Похоронив их обеих, мы еще раз спели «Завтра», и Люпен заплакал.


Но как сказала Марии мать-настоятельница в «Звуках музыки», если Господь закрывает дверь, он открывает окно. Две недели спустя в той же «Express & Star» — нашем единственном портале в большой мир — напечатано объявление.

Под заголовком «Ищем юных Вордсвортов!» сообщается о поэтическом конкурсе для «подающих надежды юных поэтов Мидлендса». Стихотворение на тему «Дружба». Победитель получит чек на 250 фунтов, его стихотворение напечатают в «Express & Star», и у него будет возможность прочесть свое произведение в «Выходных в Мидлендсе» — выходящей по пятницам местной телепрограмме, которую в Западном Мидлендсе смотрят все.

— Тебе надо бы поучаствовать в этом конкурсе, Джоанна, — говорит мама, пока я ем рагу из картошки с тушенкой.

При моей новой скрытности, порожденной тревожностью, я не говорю маме, что уже сочинила две трети стихотворения. Сейчас я стараюсь хранить все в секрете, пытаюсь исправить большую — фатальную, можно сказать, — оплошность, когда я выдала важную тайну, которую точно не стоило выдавать. Собственно, так происходит взросление. Ты обретаешь умение хранить секреты.

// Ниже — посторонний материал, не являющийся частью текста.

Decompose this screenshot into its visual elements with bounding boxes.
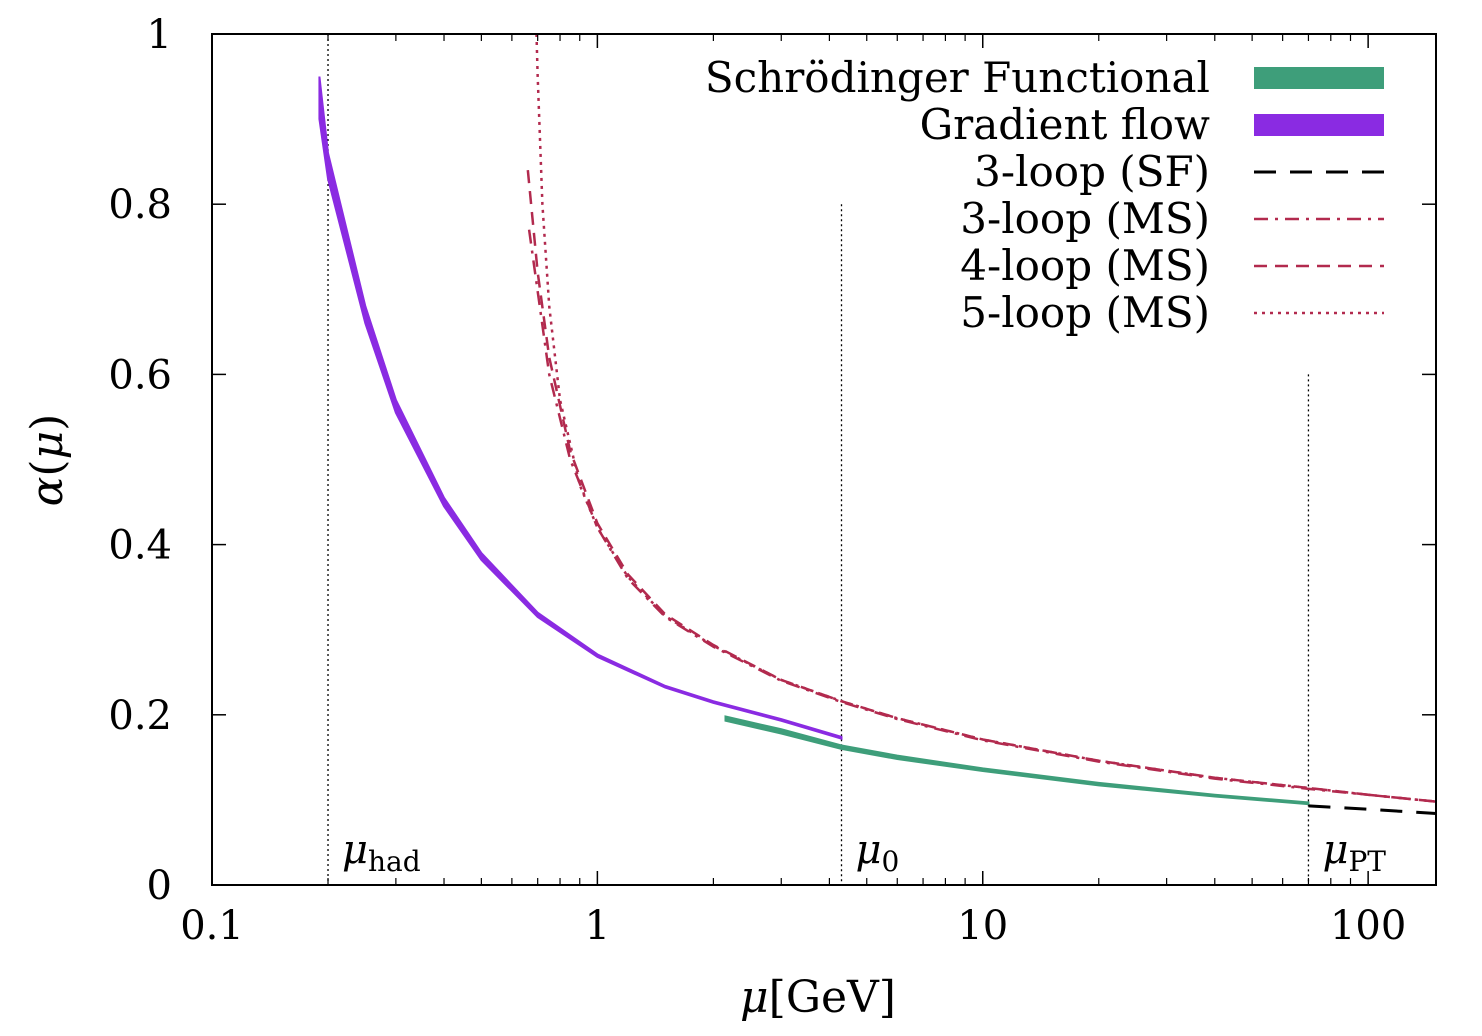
y-axis-label: α(μ)	[22, 414, 73, 507]
y-tick-label: 0.8	[108, 182, 172, 228]
y-tick-label: 1	[147, 12, 172, 58]
series-3-loop-sf-line	[1308, 804, 1437, 816]
y-tick-label: 0.6	[108, 352, 172, 398]
series-layer	[318, 33, 1437, 816]
legend-label: Schrödinger Functional	[705, 53, 1210, 102]
x-axis-label: μ[GeV]	[740, 972, 896, 1023]
y-tick-label: 0.4	[108, 523, 172, 569]
plot-frame	[211, 33, 1437, 886]
legend-swatch	[1254, 114, 1384, 136]
legend-label: 4-loop (MS)	[960, 241, 1210, 290]
reference-label-had: μhad	[342, 827, 421, 878]
legend-label: 5-loop (MS)	[960, 288, 1210, 337]
y-tick-label: 0	[147, 863, 172, 909]
series-5-loop-ms-line	[535, 33, 1437, 803]
reference-label-0: μ0	[856, 827, 900, 878]
x-tick-label: 1	[585, 903, 610, 949]
series-gradient-flow-band	[318, 76, 843, 740]
x-tick-label: 100	[1330, 903, 1406, 949]
x-tick-label: 0.1	[180, 903, 244, 949]
series-schr-dinger-functional-band	[724, 715, 1310, 806]
legend-label: 3-loop (SF)	[974, 147, 1210, 196]
legend-label: 3-loop (MS)	[960, 194, 1210, 243]
reference-annotations: μhad μ0 μPT	[342, 827, 1386, 878]
legend-swatch	[1254, 67, 1384, 89]
legend-label: Gradient flow	[920, 100, 1210, 149]
x-tick-label: 10	[957, 903, 1008, 949]
axis-ticks: 0.1 1 10 100 0 0.2 0.4 0.6 0.8 1	[108, 12, 1436, 949]
reference-label-pt: μPT	[1322, 827, 1386, 878]
y-tick-label: 0.2	[108, 693, 172, 739]
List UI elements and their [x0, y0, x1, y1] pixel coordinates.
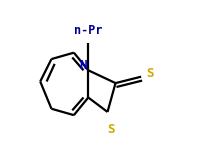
Text: N: N [80, 59, 87, 72]
Text: n-Pr: n-Pr [74, 24, 102, 37]
Text: S: S [146, 67, 153, 80]
Text: S: S [107, 123, 114, 136]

Но последние пару дней я потихоньку удвоила усилия по спасению семьи: сидя на страже в прихожей с семи утра до полудня, чтоб погибель не явилась к нам в дом, прячась в плотном коричневатом конверте, я сочиняю стихи. Я исписала уже полблокнота. Не поленилась и сосчитала слова: я написала больше 2200 слов для этого конкурсного стихотворения. Даже смогла срифмовать «подружиться» с «угостить чипсой». Как мне кажется, очень даже эпично.

Если кто-то в Западном Мидлендсе получит приз в поэтическом конкурсе в этом году, то только я. Только я и никто другой. Я получу эти 250 фунтов.


И да. Это я! Я победила. Приходит письмо, все скачут от радости, и мама тут же начинает переживать о том, что я надену на телевидение: «Наденешь папины джинсы, для своих старых ты слишком толстая», — и папа звонит дяде Джиму, просит взаймы сорок фунтов на бензин, «чтоб отвезти нашу девочку в Бирмингем», и покупает бензин на десятку, а оставшиеся тридцать фунтов идут на новые башмаки для Люпена и рыбу с картофелем фри для всех, чтобы отпраздновать радостное событие. Что вполне справедливо.

Всю неделю я нервничаю и дергаюсь. В пятницу я сижу в папиных джинах и смотрю на часы — только и делаю, что смотрю на часы, — и вот наконец на часах пять пополудни, и пора ехать в Бирмингем, с моим стихотворением в папке, подписанной «Джоанна: СТИХОТВОРЕНИЕ».

На подъеме на Брирли-Хилл папа выключает магнитофон, обрубая «Братьев по оружию», и показывает на тихую, освещенную уличными фонарями долину внизу. Пустые заброшенные заводы, извилистые ленты жилых кварталов.

— Когда я был маленьким, мы поднимались на холм, и все это… — Широким жестом он охватывает всю долину. — Все полыхало огнем. Сталелитейные заводы, кузнечные цеха. Керамические заводы. Вся долина светилась — фонтаны искр высотой в полсотни футов. Огонь не гас никогда. Это было похоже на ад. Мордор. Собственно, это и был «Властелин колец». Толкин — он тоже здешний. По сути, он написал о том, как промышленная революция превратила Мидлендс из Хоббитона в Мордор.

Папа рассказывал, что после смены ребята из шахт и горячих цехов шли прямиком в паб и выпивали по четырнадцать пинт зараз.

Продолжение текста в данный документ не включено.